- Italian cover

Single by Steely Dan

from the album Aja
- B-side: "Black Cow"
- Released: August 14, 1978
- Recorded: 1977
- Genre: Jazz rock; pop rock; yacht rock;
- Length: 4:30
- Label: ABC
- Songwriter(s): Walter Becker; Donald Fagen;
- Producer(s): Gary Katz

Steely Dan singles chronology
| "FM (No Static at All)" (1978) | "Josie" (1978) | "Hey Nineteen" (1980) |

Official audio
- "Josie" on YouTube

= Josie (Steely Dan song) =

1978 single by Steely Dan

"Josie" is a song written by Walter Becker and Donald Fagen and first released by Steely Dan on their 1977 album Aja. It was also released as the third single from the album and performed modestly well, reaching number 26 on the Billboard Hot 100 and number 44 on the Easy Listening chart that year. It has appeared on several Steely Dan live and compilation albums.

==Composition and music==
Becker and Fagen wrote an early version of "Josie" well before the recordings for Aja took place. While most of the songs on the album fuse jazz with rock, AllMusic critic Stewart Mason describes "Josie" as the album's "most conventional rocker." Nonetheless "Josie" incorporates many jazz chords. Don Breithaupt sees an influence from the Delta blues, particularly in the "stark open fifths and lyric-driven rhythm," but he also notes that it incorporates "exotic open chords derived from the parallel Phrygian scale." Rolling Stone critic Michael Duffy describes it as having "tight, modal tunes with good hooks in the choruses, solid beats with intricate counter rhythms and brilliantly concise guitar solos" as well as a complex horn chart and "schmaltzy" L.A. jazz riffs. Mason praises the song's "sly irony and danceable R&B groove." J.J. Syrja notes that the song even echoes disco, but doesn't "fall victim" to it.

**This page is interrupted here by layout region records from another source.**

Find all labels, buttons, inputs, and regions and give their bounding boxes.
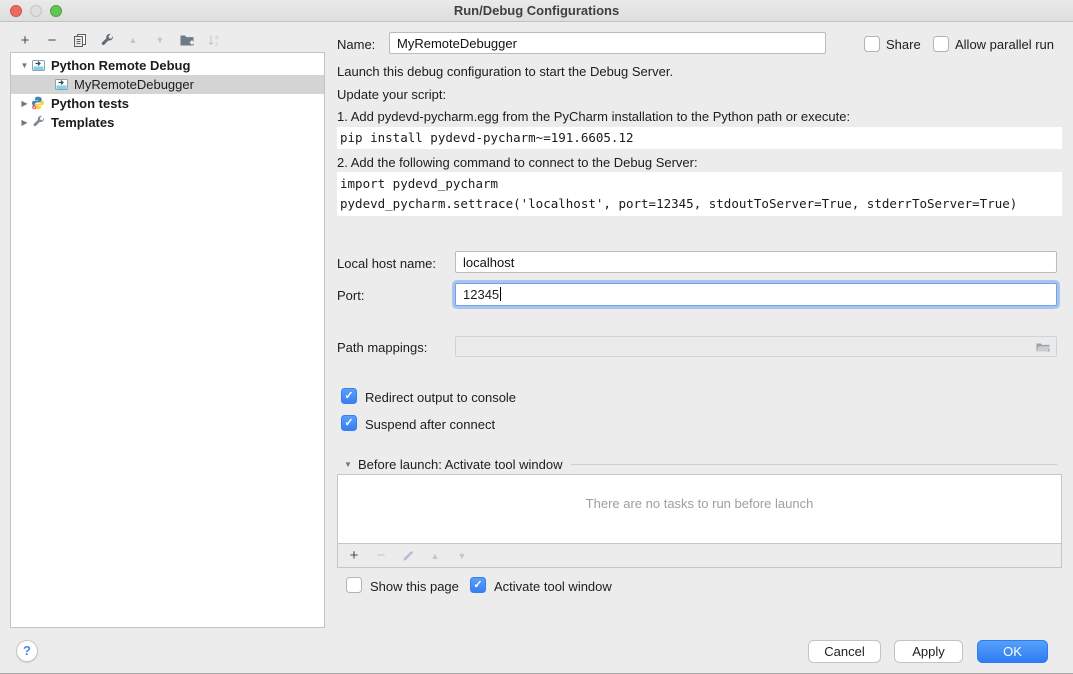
tree-item-templates[interactable]: ▶ Templates <box>11 113 324 132</box>
code-line-2: pydevd_pycharm.settrace('localhost', por… <box>340 194 1062 214</box>
update-script-text: Update your script: <box>337 87 446 102</box>
tree-item-label: Templates <box>51 115 114 130</box>
suspend-after-connect-label: Suspend after connect <box>365 417 495 432</box>
move-up-button[interactable]: ▲ <box>125 32 141 48</box>
intro-text: Launch this debug configuration to start… <box>337 64 673 79</box>
create-folder-button[interactable] <box>179 32 195 48</box>
before-launch-task-list[interactable]: There are no tasks to run before launch … <box>337 474 1062 568</box>
redirect-output-label: Redirect output to console <box>365 390 516 405</box>
tree-item-python-tests[interactable]: ▶ Python tests <box>11 94 324 113</box>
help-button[interactable]: ? <box>16 640 38 662</box>
path-mappings-label: Path mappings: <box>337 340 427 355</box>
activate-tool-window-label: Activate tool window <box>494 579 612 594</box>
sort-az-icon: a z <box>206 32 222 48</box>
remove-configuration-button[interactable]: − <box>44 32 60 48</box>
add-configuration-button[interactable]: + <box>17 32 33 48</box>
minimize-window-button <box>30 5 42 17</box>
tree-item-label: Python tests <box>51 96 129 111</box>
tree-item-python-remote-debug[interactable]: ▼ Python Remote Debug <box>11 56 324 75</box>
titlebar[interactable]: Run/Debug Configurations <box>0 0 1073 22</box>
add-task-button[interactable]: + <box>346 548 362 564</box>
close-window-button[interactable] <box>10 5 22 17</box>
name-label: Name: <box>337 37 375 52</box>
task-toolbar: + − ▲ ▼ <box>338 543 1061 567</box>
run-debug-configurations-dialog: Run/Debug Configurations + − ▲ ▼ <box>0 0 1073 674</box>
settrace-code: import pydevd_pycharm pydevd_pycharm.set… <box>337 172 1062 216</box>
suspend-after-connect-checkbox[interactable] <box>341 415 357 431</box>
remote-debug-config-icon <box>54 77 69 92</box>
section-divider <box>571 464 1057 465</box>
copy-icon <box>72 33 87 48</box>
show-this-page-label: Show this page <box>370 579 459 594</box>
text-caret <box>500 287 501 301</box>
redirect-output-checkbox[interactable] <box>341 388 357 404</box>
configurations-toolbar: + − ▲ ▼ a z <box>17 30 222 50</box>
move-down-button[interactable]: ▼ <box>152 32 168 48</box>
code-line-1: import pydevd_pycharm <box>340 174 1062 194</box>
remote-debug-config-icon <box>31 58 46 73</box>
configurations-tree: ▼ Python Remote Debug MyRemoteDebugger <box>10 52 325 628</box>
step2-text: 2. Add the following command to connect … <box>337 155 698 170</box>
local-host-input[interactable] <box>455 251 1057 273</box>
chevron-right-icon[interactable]: ▶ <box>18 99 31 108</box>
new-folder-icon <box>179 32 195 48</box>
show-this-page-checkbox[interactable] <box>346 577 362 593</box>
empty-task-list-text: There are no tasks to run before launch <box>338 496 1061 511</box>
python-tests-icon <box>31 96 46 111</box>
path-mappings-input[interactable] <box>455 336 1057 357</box>
zoom-window-button[interactable] <box>50 5 62 17</box>
pencil-icon <box>401 549 415 563</box>
svg-text:a: a <box>215 34 219 41</box>
tree-item-label: MyRemoteDebugger <box>74 77 194 92</box>
pip-command-code: pip install pydevd-pycharm~=191.6605.12 <box>337 127 1062 149</box>
share-checkbox[interactable] <box>864 36 880 52</box>
sort-configurations-button[interactable]: a z <box>206 32 222 48</box>
step1-text: 1. Add pydevd-pycharm.egg from the PyCha… <box>337 109 850 124</box>
apply-button[interactable]: Apply <box>894 640 963 663</box>
chevron-right-icon[interactable]: ▶ <box>18 118 31 127</box>
before-launch-header[interactable]: ▼ Before launch: Activate tool window <box>341 457 1057 472</box>
folder-icon <box>1035 339 1051 355</box>
port-label: Port: <box>337 288 364 303</box>
allow-parallel-run-label: Allow parallel run <box>955 37 1054 52</box>
before-launch-title: Before launch: Activate tool window <box>358 457 563 472</box>
cancel-button[interactable]: Cancel <box>808 640 881 663</box>
name-input[interactable] <box>389 32 826 54</box>
browse-folder-button[interactable] <box>1035 339 1051 355</box>
tree-item-label: Python Remote Debug <box>51 58 190 73</box>
tree-item-myremotedebugger[interactable]: MyRemoteDebugger <box>11 75 324 94</box>
remove-task-button[interactable]: − <box>373 548 389 564</box>
port-value: 12345 <box>463 287 499 302</box>
question-mark-icon: ? <box>23 643 31 658</box>
allow-parallel-run-checkbox[interactable] <box>933 36 949 52</box>
port-input[interactable]: 12345 <box>455 283 1057 306</box>
edit-task-button[interactable] <box>400 548 416 564</box>
local-host-label: Local host name: <box>337 256 436 271</box>
share-label: Share <box>886 37 921 52</box>
move-task-up-button[interactable]: ▲ <box>427 548 443 564</box>
ok-button[interactable]: OK <box>977 640 1048 663</box>
window-title: Run/Debug Configurations <box>454 3 619 18</box>
edit-templates-button[interactable] <box>98 32 114 48</box>
activate-tool-window-checkbox[interactable] <box>470 577 486 593</box>
chevron-down-icon[interactable]: ▼ <box>18 61 31 70</box>
move-task-down-button[interactable]: ▼ <box>454 548 470 564</box>
svg-text:z: z <box>215 41 218 48</box>
wrench-icon <box>99 33 114 48</box>
templates-wrench-icon <box>31 115 46 130</box>
copy-configuration-button[interactable] <box>71 32 87 48</box>
chevron-down-icon[interactable]: ▼ <box>341 460 355 469</box>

Becker plays a guitar solo on the song, one of the few on Aja. Steely Dan biographer Brian Sweet particularly praised his solo, calling it "a real stormer." Fagen sings the lead vocals. The other musicians on the song include Chuck Rainey on bass guitar, Victor Feldman on electric piano and Larry Carlton and Dean Parks on guitar. The drummer is Jim Keltner, whom critic Victor Aaron particularly praises for a fill that restarts the song near the end after a brief pause.

==Lyrics and reception==
Billboard described "Josie" as a "rhythmic rocker" and praised its "outstanding vocals," "funky, steady beat" and "wry lyrics." Cash Box said it has a "clean crystalline rhythm and lead lines," "understated yet invigorating rhythm guitar funk," and a "clever 'up' lyric," among other virtues. Record World said that "The opening guitar figure is an eerie hook in itself, while the balance of the song blends pop and jazz in fine fashion." Seguin Gazette-Enterprise reviewer J. J. Syrja describes the song as "a tasty ditty about a community girl in the truest sense of the word." "The lyrics describe the boys of the neighborhood celebrating the return of a fun-loving girl named Josie who may have a shady past and anticipating the debauchery that may ensue. Sweet suggests that she may be returning from prison.

==Personnel==
Source:
- Donald Fagen – synthesizers, vocals
- Walter Becker – guitar solo
- Victor Feldman – electric piano
- Larry Carlton – guitar
- Dean Parks – guitar
- Chuck Rainey – bass
- Jim Keltner – drums, percussion
- Timothy B. Schmit – backing vocals

==Release charting==
Josie was released as the third single from Aja, following "Peg" and "Deacon Blues." A non-Aja single, "FM (No Static at All)," was released between "Deacon Blues" and "Josie." Although the earlier two Aja singles reached the Top 20, "Josie" fell a little short of that, peaking at number 26 on the Billboard Hot 100. It also reached number 44 on the Billboard Adult Contemporary chart. In Canada it reached number 20.

"Josie" was included on several Steely Dan compilation albums, including Greatest Hits in 1978, Citizen Steely Dan in 1993 and Showbiz Kids: The Steely Dan Story, 1972–1980 in 2000. Several live versions were released, including on Alive in America in 1995, Plush TV Jazz-Rock Party in 2000 and Green Flower Street: Radio Broadcast 1993 in 2015.